À l'époque de Scipion Émilien (et de Térence !), de nombreux historiens – L. Cassius Hemina, L. Calpurnius Frugi, C. Fannius – écrivent des Annales, dans lesquelles ils exposent les événements année par année, comme le suggérait la succession des magistrats dont les pouvoirs ne duraient qu'un an. Ce cadre archaïque sera encore utilisé par Tacite trois siècles plus tard. De ces œuvres, il ne nous reste plus que des fragments, et les Modernes parlent à leur propos de falsification de documents, de recours à des légendes ou à des exagérations, pour la plus grande gloire de quelques familles.

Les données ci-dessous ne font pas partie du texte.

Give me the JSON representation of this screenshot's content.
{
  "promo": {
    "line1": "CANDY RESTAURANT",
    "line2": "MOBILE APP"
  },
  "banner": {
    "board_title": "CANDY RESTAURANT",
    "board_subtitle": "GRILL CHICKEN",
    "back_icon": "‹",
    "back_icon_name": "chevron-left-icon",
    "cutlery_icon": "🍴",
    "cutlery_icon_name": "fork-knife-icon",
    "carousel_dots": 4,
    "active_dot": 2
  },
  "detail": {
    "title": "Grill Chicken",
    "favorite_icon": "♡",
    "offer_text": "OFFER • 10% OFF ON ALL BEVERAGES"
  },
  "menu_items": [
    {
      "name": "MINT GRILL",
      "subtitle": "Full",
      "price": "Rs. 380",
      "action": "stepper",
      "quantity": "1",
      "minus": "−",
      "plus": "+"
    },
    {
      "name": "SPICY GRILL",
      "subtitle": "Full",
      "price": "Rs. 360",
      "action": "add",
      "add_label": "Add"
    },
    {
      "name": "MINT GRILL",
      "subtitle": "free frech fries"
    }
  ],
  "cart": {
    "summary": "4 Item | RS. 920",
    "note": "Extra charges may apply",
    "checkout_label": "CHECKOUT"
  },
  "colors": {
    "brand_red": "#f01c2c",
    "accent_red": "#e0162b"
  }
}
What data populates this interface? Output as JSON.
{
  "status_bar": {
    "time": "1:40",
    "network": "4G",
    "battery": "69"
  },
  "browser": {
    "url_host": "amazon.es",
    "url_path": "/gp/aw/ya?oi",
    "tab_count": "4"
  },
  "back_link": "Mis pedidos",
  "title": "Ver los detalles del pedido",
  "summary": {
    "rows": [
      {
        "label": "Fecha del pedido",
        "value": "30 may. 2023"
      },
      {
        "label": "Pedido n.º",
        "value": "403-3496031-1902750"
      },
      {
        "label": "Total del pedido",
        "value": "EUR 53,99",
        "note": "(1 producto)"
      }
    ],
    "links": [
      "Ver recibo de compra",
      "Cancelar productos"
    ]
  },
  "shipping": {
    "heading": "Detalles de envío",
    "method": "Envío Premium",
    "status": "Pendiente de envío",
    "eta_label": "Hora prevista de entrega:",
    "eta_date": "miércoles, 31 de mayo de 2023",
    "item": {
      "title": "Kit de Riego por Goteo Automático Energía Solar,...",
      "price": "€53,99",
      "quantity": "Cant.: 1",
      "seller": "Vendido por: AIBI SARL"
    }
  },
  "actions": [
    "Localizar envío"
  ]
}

Quoi qu'il en soit, elles seront à la source de l'Histoire de Tite-Live, un siècle et demi plus tard.
Mais bientôt, à côté de ces histoires « générales », qui traduisaient la continuité de Rome, on voit naître des monographies consacrées à un événement particulier : sept livres de Caelius Antipater pour la guerre d'Hannibal, par exemple, ou encore, au début du ier siècle, l'ouvrage de Cornelius Sisenna qui racontait la guerre sociale (90 av. J.-C.) et les luttes entre C. Marius et Sulla. Les crises qui tendent à défaire les institutions se traduisent ainsi par le déchirement de la continuité ! L'aboutissement de cette tendance se trouvera dans les ouvrages de Salluste, au moment où la vieille république éclatera définitivement.
Pendant cette période, qui précède immédiatement les temps cicéroniens, les orateurs sont nombreux et passent pour remarquables : ainsi de Tiberius et Caius Gracchus, les deux tribuns qui furent brisés pour avoir voulu réformer l'État. L'éloquence, sous toutes ses formes (judiciaire, politique, devant le peuple ou au sénat), fait alors l'objet d'études passionnées ; elle s'engage dans diverses voies : tantôt dans celle de la sobriété et même de la sécheresse (style « attique »), tantôt dans celle du pathétique, de l'emphatique et du théâtral (style « asianique ») ; entre les deux, on trouve encore le style rhodien. Une vieille sympathie unissait en effet les Romains à la république de Rhodes que les rois n'avaient pu abattre. Là, l'éloquence n'était pas, comme en Asie, un spectacle (parfois[...]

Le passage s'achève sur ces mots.